His instincts did not awake; Alain’s touch, which had sensed Jonas on the day Jonas had killed the pigeons, did not so much as quiver. As for Cuthbert—
“One more day of quiet!” that worthy exclaimed to the dawning sky. “One more day of grace! One more day of silence, broken only by the lover’s sigh and the tattoo of horses’ hoofs!”
“One more day of your bullshit,” Alain said. “Come on.”
They set off across the dooryard, sensing the eight pairs of eyes on them not at all. They walked into the stable past the two men flanking the door, one hidden behind an ancient harrow, the other tucked behind an untidy stack of hay, both with guns drawn.
Only Rusher sensed something was wrong. He stamped his feet, rolled his eyes, and, as Roland backed him out of his stall, tried to rear.
“Hey, boy,” he said, and looked around. “Spiders, I reckon. He hates them.”
Outside, Lengyll stood up and waved both hands forward. Men moved silently toward the front of the stable. On the roof, Dave Hollis stood with his gun drawn. His monocle was tucked away in his vest pocket, so it should blink no badly timed reflection.
Cuthbert led his mount out of the stable. Alain followed. Roland came last, short-leading the nervous, prancy gelding.
“Look,” Cuthbert said cheerily, still unaware of the men standing directly behind him and his friends. He was pointing north. “A cloud in the shape of a bear! Good luck for—”
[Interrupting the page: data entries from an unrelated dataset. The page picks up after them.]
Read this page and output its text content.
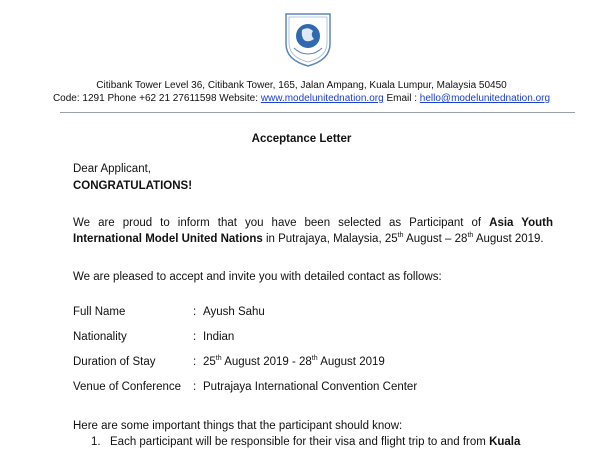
Citibank Tower Level 36, Citibank Tower, 165, Jalan Ampang, Kuala Lumpur, Malaysia 50450
Code: 1291 Phone +62 21 27611598 Website: www.modelunitednation.org Email : hello@modelunitednation.org
Acceptance Letter
Dear Applicant,
CONGRATULATIONS!
We are proud to inform that you have been selected as Participant of Asia Youth International Model United Nations in Putrajaya, Malaysia, 25th August – 28th August 2019.
We are pleased to accept and invite you with detailed contact as follows:
Full Name	: Ayush Sahu
Nationality	: Indian
Duration of Stay	: 25th August 2019 - 28th August 2019
Venue of Conference : Putrajaya International Convention Center
Here are some important things that the participant should know:
1. Each participant will be responsible for their visa and flight trip to and from Kuala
“Don’t move, cullies,” Fran Lengyll called. “Don’t so much as shuffle yer god-pounding feet.”
Alain did begin to turn—in startlement more than anything else—and there was a ripple of small clicking sounds, like many dry twigs all snapping at once. The sound of cocking pistols and musketoons.
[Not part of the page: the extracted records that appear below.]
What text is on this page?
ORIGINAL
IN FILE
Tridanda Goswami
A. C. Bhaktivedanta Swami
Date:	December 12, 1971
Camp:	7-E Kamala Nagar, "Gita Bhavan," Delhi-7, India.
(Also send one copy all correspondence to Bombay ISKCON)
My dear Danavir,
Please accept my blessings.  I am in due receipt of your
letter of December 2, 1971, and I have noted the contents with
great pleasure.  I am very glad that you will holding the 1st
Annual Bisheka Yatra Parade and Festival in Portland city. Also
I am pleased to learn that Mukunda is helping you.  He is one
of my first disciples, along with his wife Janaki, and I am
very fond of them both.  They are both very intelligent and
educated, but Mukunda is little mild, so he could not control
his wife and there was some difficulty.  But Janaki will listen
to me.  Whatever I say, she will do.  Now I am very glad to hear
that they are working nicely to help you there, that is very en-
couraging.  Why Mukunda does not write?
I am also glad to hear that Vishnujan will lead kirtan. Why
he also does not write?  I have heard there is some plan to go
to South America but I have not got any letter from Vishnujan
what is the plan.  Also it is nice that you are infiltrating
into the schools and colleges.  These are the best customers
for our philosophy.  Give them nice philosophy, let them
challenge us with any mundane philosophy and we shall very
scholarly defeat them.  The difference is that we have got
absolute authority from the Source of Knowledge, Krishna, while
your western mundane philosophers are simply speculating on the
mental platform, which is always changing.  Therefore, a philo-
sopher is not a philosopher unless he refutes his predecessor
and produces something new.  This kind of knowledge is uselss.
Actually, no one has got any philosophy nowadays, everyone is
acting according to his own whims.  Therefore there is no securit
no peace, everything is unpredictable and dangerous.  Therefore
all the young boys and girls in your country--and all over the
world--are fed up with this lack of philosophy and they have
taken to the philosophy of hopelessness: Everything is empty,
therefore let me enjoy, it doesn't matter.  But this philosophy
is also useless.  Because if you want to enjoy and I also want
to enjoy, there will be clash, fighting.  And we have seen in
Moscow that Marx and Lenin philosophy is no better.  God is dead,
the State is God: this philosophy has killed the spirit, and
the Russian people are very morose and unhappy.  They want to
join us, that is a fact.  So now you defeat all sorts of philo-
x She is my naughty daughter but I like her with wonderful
“No, Al!” Roland said. “Don’t move! Don’t!” In h
is throat despair rose like poison, and tears of rage stung at the corners of his eyes . . . yet he stood quiet. Cuthbert and Alain must stand quiet, too. If they moved, they’d be killed. “Don’t move!” he called again. “Either of you!”
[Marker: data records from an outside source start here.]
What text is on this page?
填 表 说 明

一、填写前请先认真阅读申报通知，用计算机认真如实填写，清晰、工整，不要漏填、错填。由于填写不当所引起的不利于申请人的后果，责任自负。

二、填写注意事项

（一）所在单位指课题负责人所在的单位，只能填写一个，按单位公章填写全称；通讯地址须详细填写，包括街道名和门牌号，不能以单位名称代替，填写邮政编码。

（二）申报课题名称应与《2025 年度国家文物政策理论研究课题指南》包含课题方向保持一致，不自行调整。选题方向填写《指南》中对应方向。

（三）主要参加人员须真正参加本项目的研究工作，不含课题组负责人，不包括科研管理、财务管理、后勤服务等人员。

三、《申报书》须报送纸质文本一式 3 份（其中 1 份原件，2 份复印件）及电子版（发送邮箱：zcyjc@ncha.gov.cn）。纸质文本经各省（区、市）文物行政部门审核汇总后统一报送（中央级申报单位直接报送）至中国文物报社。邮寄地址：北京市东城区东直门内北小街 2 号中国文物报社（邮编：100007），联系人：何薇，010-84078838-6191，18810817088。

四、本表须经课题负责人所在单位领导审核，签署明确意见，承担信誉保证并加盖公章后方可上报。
“Wise, cully.” Lengyll’s voice was closer now, and accompanied by several pairs of footfalls. “Put yer hands behind ye.”
Two shadows flanked Roland, long in the first light. Judging by the bulk of the one on his left, he guessed it was being thrown by Sheriff Avery. He probably wouldn’t be offering them any white tea this day. Lengyll would belong to the other shadow.
“Hurry up, Dearborn, or whatever yer name may be. Get em behind ye. Small of yer back. There’s guns pointed at your pards, and if we end up taking in only two of yer instead of three, life’ll go on.”
Not taking any chances with us, Roland thought, and felt a moment of perverse pride. With it came a taste of something that was almost amusement. Bitter, though; that taste continued very bitter.
“Roland!” It was Cuthbert, and there was agony in his voice. “Roland, don’t!”
But there was no choice. Roland put his hands behind his back. Rusher uttered a small, reproving whinny—as if to say all this was highly improper—and trotted away to stand beside the bunkhouse porch.
“You’re going to feel metal on your wrists,” Lengyll said.
“Esposas.”
Two cold circles slipped over Roland’s hands. There was a click and suddenly the arcs of the handcuffs were tight against his wrists.
“All right,” said another voice. “Now you, son.”
“Be damned if I will!” Cuthbert’s voice wavered on the edge of hysteria.
There was a thud and a muffled cry of pain. Roland turned around and saw Alain down on one knee, the heel of his left hand pressed against his forehead. Blood ran down his face.